God likes speckled stuff, says the manly man.
He must have since he made so much. The straight
And simple are pulverized by the weight
Of odd and complex. There must be a plan,
And not a manly plan--something divine
Or outré, which means both. A freckled chick,
Violets wrapped around a mossy stick,
Villages built where earthquakes draw the line:
The quirky and the deadly and the spotted.
Whole romans fleuves have dammed themselves upon
Civilizations where the men are gone,
The dogs abducted, and the bookstores rotted.
He loves it all, the hoorah where the gleaming
Stipples on the bright stainless steel are steaming.

Friday, March 02, 2018

Second Thoughts

This is a very old poem. It's the title poem from my second collection, which was accepted, once upon a time, by a publisher who went out of business immediately thereafter and was never heard from again. It appeared in Whiskey Island.

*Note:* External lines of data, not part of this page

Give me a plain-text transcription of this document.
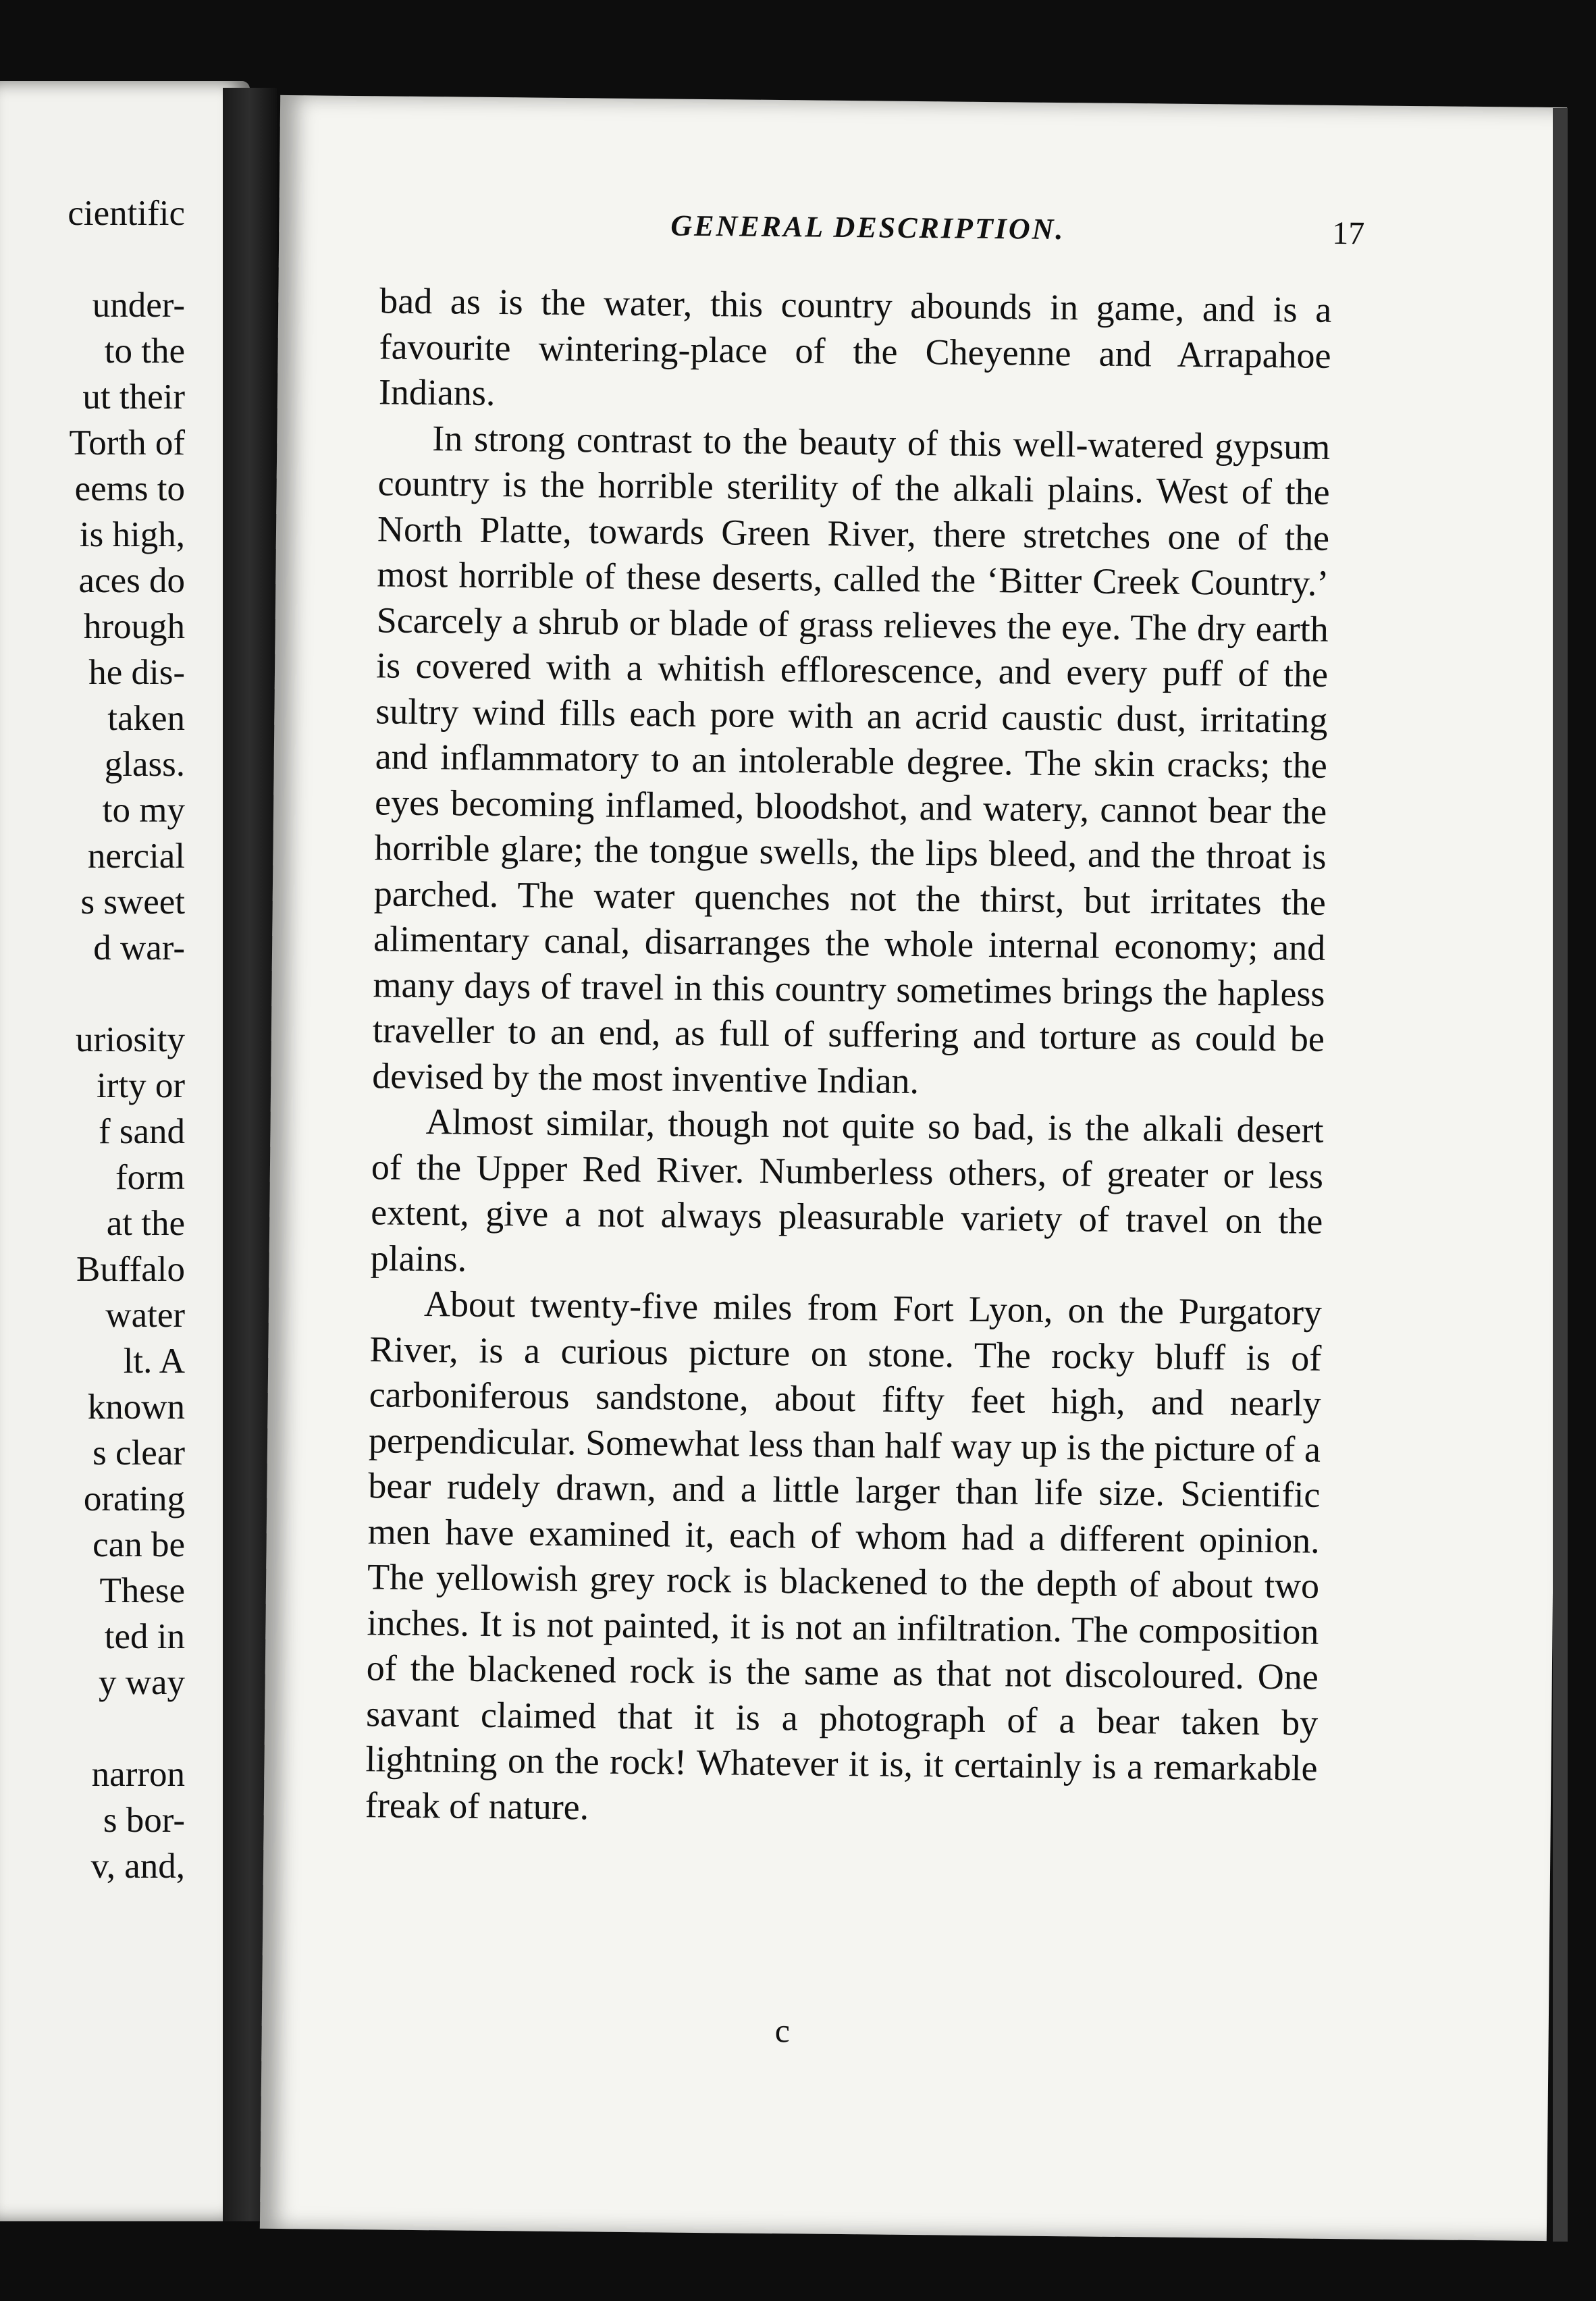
cientific
under-
to the
ut their
Torth of
eems to
is high,
aces do
hrough
he dis-
taken
glass.
to my
nercial
s sweet
d war-
uriosity
irty or
f sand
form
at the
Buffalo
water
lt. A
known
s clear
orating
can be
These
ted in
y way
narron
s bor-
v, and,
GENERAL DESCRIPTION.	17

bad as is the water, this country abounds in game, and is a favourite wintering-place of the Cheyenne and Arrapahoe Indians.

In strong contrast to the beauty of this well-watered gypsum country is the horrible sterility of the alkali plains. West of the North Platte, towards Green River, there stretches one of the most horrible of these deserts, called the ‘Bitter Creek Country.’ Scarcely a shrub or blade of grass relieves the eye. The dry earth is covered with a whitish efflorescence, and every puff of the sultry wind fills each pore with an acrid caustic dust, irritating and inflammatory to an intolerable degree. The skin cracks; the eyes becoming inflamed, bloodshot, and watery, cannot bear the horrible glare; the tongue swells, the lips bleed, and the throat is parched. The water quenches not the thirst, but irritates the alimentary canal, disarranges the whole internal economy; and many days of travel in this country sometimes brings the hapless traveller to an end, as full of suffering and torture as could be devised by the most inventive Indian.

Almost similar, though not quite so bad, is the alkali desert of the Upper Red River. Numberless others, of greater or less extent, give a not always pleasurable variety of travel on the plains.

About twenty-five miles from Fort Lyon, on the Purgatory River, is a curious picture on stone. The rocky bluff is of carboniferous sandstone, about fifty feet high, and nearly perpendicular. Somewhat less than half way up is the picture of a bear rudely drawn, and a little larger than life size. Scientific men have examined it, each of whom had a different opinion. The yellowish grey rock is blackened to the depth of about two inches. It is not painted, it is not an infiltration. The composition of the blackened rock is the same as that not discoloured. One savant claimed that it is a photograph of a bear taken by lightning on the rock! Whatever it is, it certainly is a remarkable freak of nature.

c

If only I had gone to school in Boston,
flown east instead of west. If only I
had studied medicine instead of English,
dressed for the day in tie and stethoscope, 
if only I had let myself be drafted
and seen the bodies stacked up at Pleiku,
if only this, if only that, if I
had let that first pregnancy go to term,

today I should be sitting in a room
like this, my head not clear, my hand alert
to what it holds, and I should hear the cardinal
calling the late June morning to observe
that he's already up, and I'd be thinking

if only I had gone to school in Denver,
flown west instead of east, if only I
had been a novelist and not a doctor,
then I should say, hearing the sparrows chirp,

it would be all the same, even if I
had gone to school at Cambridge, learned to say
"shed-ule," and come to like my lager warm,
till, feeling a sudden numbness in my shoulder,
I'd wonder how it would have been if I
had only gone to school in California.